A research paper titled "Embeddings for Preferences, Not Semantics" was submitted to arXiv on 8 May 2026, addressing a fundamental challenge in using AI for collective decision-making 1. Authored by Carter Blair, Ariel D. Procaccia, and Milind Tambe, the 28-page paper argues that standard text embeddings fail to capture participant preferences in deliberation systems 1.

The paper identifies a core problem: modern AI enables collective decision-making where participants express views as free-form text rather than voting on fixed candidates 1. While embedding these opinions in vector space appears natural for applying facility location and fair clustering algorithms, standard text embeddings measure semantic similarity rather than what the authors call preferential similarity 1.

Preferential similarity, according to the paper, requires that a participant's agreement with text be inversely related to their distance from it 1. Off-the-shelf embeddings inherit only a coarse preference signal through correlation between semantic and preferential similarity, but fail when this correlation breaks 1.

The researchers formalise this as an invariance problem 1. Text embedding models encode both preference-relevant signals—such as stance and values—and semantic nuisance, including style and wording 1. Because these dimensions are observationally correlated, a geometry relying on nuisance can appear preference-correct even when it is not 1.

The paper demonstrates that synthetic training data designed to break this correlation provably shifts the optimal scorer away from nuisance-dominated cosine similarity 1. The approach significantly improves preference prediction across 11 online deliberation datasets 1.
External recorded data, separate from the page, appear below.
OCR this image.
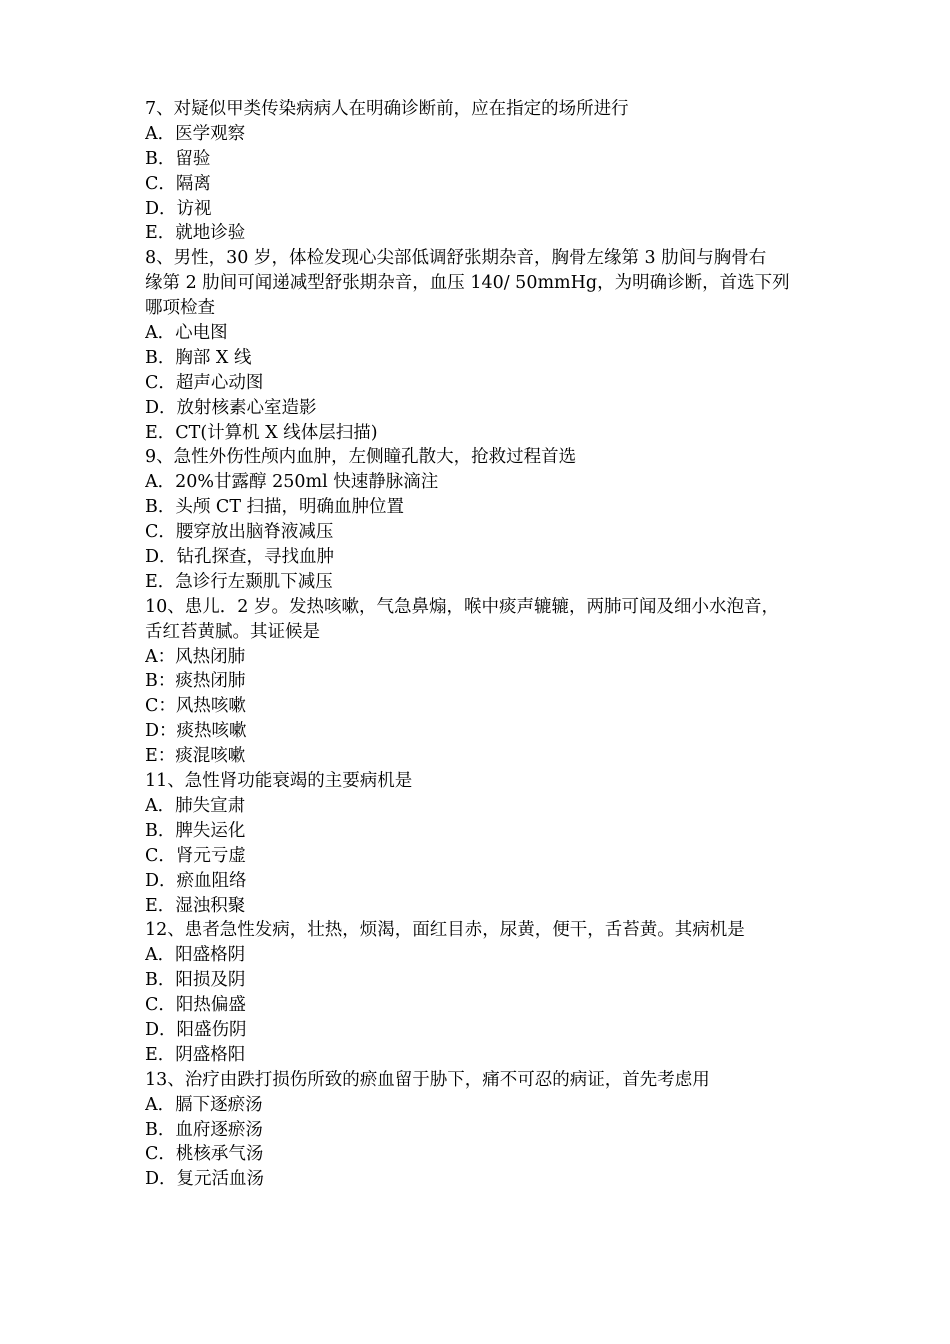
7、对疑似甲类传染病病人在明确诊断前，应在指定的场所进行
A．医学观察
B．留验
C．隔离
D．访视
E．就地诊验
8、男性，30 岁，体检发现心尖部低调舒张期杂音，胸骨左缘第 3 肋间与胸骨右
缘第 2 肋间可闻递减型舒张期杂音，血压 140/ 50mmHg，为明确诊断，首选下列
哪项检查
A．心电图
B．胸部 X 线
C．超声心动图
D．放射核素心室造影
E．CT(计算机 X 线体层扫描)
9、急性外伤性颅内血肿，左侧瞳孔散大，抢救过程首选
A．20%甘露醇 250ml 快速静脉滴注
B．头颅 CT 扫描，明确血肿位置
C．腰穿放出脑脊液减压
D．钻孔探查，寻找血肿
E．急诊行左颞肌下减压
10、患儿．2 岁。发热咳嗽，气急鼻煽，喉中痰声辘辘，两肺可闻及细小水泡音，
舌红苔黄腻。其证候是
A：风热闭肺
B：痰热闭肺
C：风热咳嗽
D：痰热咳嗽
E：痰混咳嗽
11、急性肾功能衰竭的主要病机是
A．肺失宣肃
B．脾失运化
C．肾元亏虚
D．瘀血阻络
E．湿浊积聚
12、患者急性发病，壮热，烦渴，面红目赤，尿黄，便干，舌苔黄。其病机是
A．阳盛格阴
B．阳损及阴
C．阳热偏盛
D．阳盛伤阴
E．阴盛格阳
13、治疗由跌打损伤所致的瘀血留于胁下，痛不可忍的病证，首先考虑用
A．膈下逐瘀汤
B．血府逐瘀汤
C．桃核承气汤
D．复元活血汤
The research paper is classified under Artificial Intelligence (cs.AI) and carries the identifier arXiv:2605.08360 1. It has been assigned DOI 10.48550/arXiv.2605.08360 via DataCite, pending registration 1. Version 1 was submitted on Friday, 8 May 2026 at 18:15:14 UTC 1.

The work is supported by the Simons Foundation, member institutions of arXiv, and all contributors 1.

How this was made. This article was assembled by Startupniti's editorial AI from the source listed in the right rail. The synthesis ran through our 4-model cascade (Gemini Flash Lite → GPT-4o-mini → DeepSeek → Llama 3.3 70B), logged to ops.llm_calls. Every fact traces to a citation. If a fact looks wrong, write to corrections.